Ознакомительная версия.
V
И факелы хватают все в ответ:
Дворец в огне, пылает минарет.
Восторгом злым взор Конрада зардел
И вдруг погас: до слуха долетел
Вопль женщины; как погребальный стон,
Пронзил вождю стальное сердце он.
«В гарем! Но помнить: я убью тотчас
Того, кто женщин тронет! И у нас
Есть жены. Рок отплатит местью им.
Мужчина — враг: жестоки будьте с ним;
Но женщин мы щадили и щадим.
Как мог забыть я? Небо не простит,
Коль мой приказ им жизнь не охранит!
За мною все! Грех этот — время есть
От наших душ успеем мы отвесть!»
По лестнице летит он, рвет замок,
Не чувствуя огня у самых ног;
Хоть там от дыма не передохнуть,
По всем покоям проложил он путь.
Бегут, нашли, спасают, сквозь костер
Несут красавиц, отвращая взор,
Их страх гася, даря заботы все,
Что надлежат беспомощной красе:
Так атаман умеет нрав смирять
И руки, в брызгах крови, укрощать!
Но кто ж она, кого он сам несет,
Когда уж рухнул обгорелый свод?
Она — любовь того, кому он мстит,
Гарема свет, раба твоя, Сеид!
С Гюльнар он сдержан; кратко, второпях,
Ей говорит, чтоб позабыла страх.
Все ж прерванный тем благородством бой
Врагам дал время совладать с собой.
Погони нет; у всех яснеет взор;
Сплотиться можно, можно дать отпор.
Паша глядит: впервые ловит взгляд,
Как малочислен Конрадов отряд;
Стыдится он ошибки: столько зла
Им паника внезапно принесла!
«Алла! Алла!» — крик бешенством звучит.
Месть или смерть! Стал исступленьем стыд.

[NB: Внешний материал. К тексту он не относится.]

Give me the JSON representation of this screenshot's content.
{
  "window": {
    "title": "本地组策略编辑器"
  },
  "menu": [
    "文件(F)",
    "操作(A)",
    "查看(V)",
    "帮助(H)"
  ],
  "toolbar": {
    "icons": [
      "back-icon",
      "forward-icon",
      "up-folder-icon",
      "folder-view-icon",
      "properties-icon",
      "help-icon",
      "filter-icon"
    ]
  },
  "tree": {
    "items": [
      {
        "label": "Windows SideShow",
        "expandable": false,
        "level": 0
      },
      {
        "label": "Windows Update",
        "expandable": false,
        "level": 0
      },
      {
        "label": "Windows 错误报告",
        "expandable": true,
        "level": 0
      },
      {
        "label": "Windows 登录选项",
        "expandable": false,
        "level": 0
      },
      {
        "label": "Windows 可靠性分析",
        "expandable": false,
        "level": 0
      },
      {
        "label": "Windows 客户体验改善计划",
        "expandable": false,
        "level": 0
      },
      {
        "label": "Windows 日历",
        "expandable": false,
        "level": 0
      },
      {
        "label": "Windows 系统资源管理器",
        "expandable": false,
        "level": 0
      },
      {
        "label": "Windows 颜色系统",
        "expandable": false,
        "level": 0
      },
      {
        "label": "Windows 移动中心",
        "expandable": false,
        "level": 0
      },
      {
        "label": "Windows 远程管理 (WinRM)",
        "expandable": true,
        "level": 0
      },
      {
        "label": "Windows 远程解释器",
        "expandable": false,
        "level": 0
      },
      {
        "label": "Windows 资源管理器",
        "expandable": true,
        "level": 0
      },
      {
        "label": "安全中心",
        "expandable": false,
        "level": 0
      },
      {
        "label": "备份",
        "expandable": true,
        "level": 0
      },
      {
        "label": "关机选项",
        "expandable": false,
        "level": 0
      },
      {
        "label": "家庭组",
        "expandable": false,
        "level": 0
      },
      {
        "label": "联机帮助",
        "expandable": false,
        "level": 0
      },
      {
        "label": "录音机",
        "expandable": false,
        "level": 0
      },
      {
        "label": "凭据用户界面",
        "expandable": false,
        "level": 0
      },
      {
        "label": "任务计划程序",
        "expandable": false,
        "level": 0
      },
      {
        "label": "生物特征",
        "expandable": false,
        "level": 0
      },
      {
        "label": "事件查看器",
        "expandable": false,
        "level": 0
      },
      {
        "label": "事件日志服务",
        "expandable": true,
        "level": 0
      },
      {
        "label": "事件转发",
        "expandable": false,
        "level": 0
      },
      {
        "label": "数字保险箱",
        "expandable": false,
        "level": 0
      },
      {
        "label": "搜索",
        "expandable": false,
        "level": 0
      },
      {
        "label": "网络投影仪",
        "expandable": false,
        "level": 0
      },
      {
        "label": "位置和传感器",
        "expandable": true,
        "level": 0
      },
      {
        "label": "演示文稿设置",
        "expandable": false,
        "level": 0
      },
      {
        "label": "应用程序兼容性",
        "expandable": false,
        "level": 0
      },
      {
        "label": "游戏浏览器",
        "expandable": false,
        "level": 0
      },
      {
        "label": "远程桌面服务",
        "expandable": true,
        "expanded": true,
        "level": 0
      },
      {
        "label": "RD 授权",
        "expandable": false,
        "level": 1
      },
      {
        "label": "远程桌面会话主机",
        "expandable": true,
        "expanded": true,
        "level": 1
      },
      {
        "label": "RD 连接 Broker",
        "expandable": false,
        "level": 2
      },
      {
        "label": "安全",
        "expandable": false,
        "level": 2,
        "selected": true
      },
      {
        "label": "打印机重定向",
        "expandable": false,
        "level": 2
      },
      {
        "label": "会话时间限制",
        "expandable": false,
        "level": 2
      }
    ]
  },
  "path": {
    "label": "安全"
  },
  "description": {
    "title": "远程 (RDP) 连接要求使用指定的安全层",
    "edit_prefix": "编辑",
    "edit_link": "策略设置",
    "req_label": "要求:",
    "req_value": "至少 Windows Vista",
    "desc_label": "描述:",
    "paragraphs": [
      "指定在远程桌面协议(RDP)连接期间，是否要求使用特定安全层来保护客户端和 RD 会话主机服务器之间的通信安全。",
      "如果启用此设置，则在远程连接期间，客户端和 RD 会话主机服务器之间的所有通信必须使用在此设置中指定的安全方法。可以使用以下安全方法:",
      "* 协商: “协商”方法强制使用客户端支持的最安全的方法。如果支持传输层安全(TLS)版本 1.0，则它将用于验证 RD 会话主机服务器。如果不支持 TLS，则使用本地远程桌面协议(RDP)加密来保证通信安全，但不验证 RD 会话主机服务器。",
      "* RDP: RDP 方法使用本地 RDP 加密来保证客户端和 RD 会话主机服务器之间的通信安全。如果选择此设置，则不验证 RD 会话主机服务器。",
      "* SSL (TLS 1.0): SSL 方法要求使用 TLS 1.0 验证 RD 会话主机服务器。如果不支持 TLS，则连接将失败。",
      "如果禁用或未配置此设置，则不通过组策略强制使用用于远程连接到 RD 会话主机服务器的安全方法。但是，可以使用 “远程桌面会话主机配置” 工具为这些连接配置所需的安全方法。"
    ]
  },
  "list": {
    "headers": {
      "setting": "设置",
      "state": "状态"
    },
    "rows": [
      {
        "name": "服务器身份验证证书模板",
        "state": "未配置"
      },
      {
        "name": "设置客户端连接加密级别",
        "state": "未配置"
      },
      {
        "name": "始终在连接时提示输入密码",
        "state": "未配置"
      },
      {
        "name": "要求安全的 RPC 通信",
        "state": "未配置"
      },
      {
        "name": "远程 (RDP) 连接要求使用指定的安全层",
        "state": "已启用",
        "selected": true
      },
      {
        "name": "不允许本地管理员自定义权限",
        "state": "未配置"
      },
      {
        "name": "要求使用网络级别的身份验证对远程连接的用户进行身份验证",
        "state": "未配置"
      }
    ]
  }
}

За пламя — пламя, кровь за кровь! Должна
Отхлынуть прочь приливная волна!
Бой снова разразился, дик и яр;
Кто нападал, должны принять удар.
Опасность понял Конрад, перед ним
Друзья слабеют, враг неукротим.
«Прорвать кольцо! Дружней!» С бойцом боец
Сомкнулись — бьются — дрогнули! Конец!
Кругом теснимы, без надежд — и все ж
Пираты рубятся и гибнут сплошь.
Уже раскидан их упорный строй!
Враг смял его и топчет под пятой!
Они уж в одиночку бьются так,
Что, падая, не уклоняют шаг
И опускают на врага сплеча
Предсмертный взмах усталого меча!
Пока еще ряды свои сомкнуть
Враг не успел, чтоб драться с грудью грудь,
Гарем был во главе с Гюльнар укрыт,
По воле Конрада, от всех обид
В турецком доме; стонам и слезам
Уже умолкнуть можно было там.
Свой ужас вспоминая и пожар,
Дивилась темноокая Гюльнар,
Что с ней учтивы, что пирата взор
Был мягок и приветлив разговор.
Пират, на ком еще дымится кровь,
Нежней Сеида, в чьей душе — любовь?
Паша, любя, считал: раба должна
Такою честью быть упоена;
Корсар же с ней старался нежным быть,
Как с женщиной, кого он должен чтить.
«Желанье — грех, бесплодное — вдвойне,
Но хочется корсара видеть мне:
Благодарить мне ужас не дал мой
Его за жизнь, забытую пашой!»
Старался он поймать, рубя мечом,
Хоть смертный вздох простершихся кругом;
Отрезан, дрался он что было сил:
Враг за победу страшно заплатил;
Изрублен, смерть он звал, но не пришла,
И он — в плену до искупленья зла.
Он пощажен, чтоб в муках жить: готовь,
О мщение, терзанья вновь и вновь,
Остановись, но после выпей кровь
По каплям! Чтоб Сеид ненасытим,
Знал, что он жив, но смерть все время с ним!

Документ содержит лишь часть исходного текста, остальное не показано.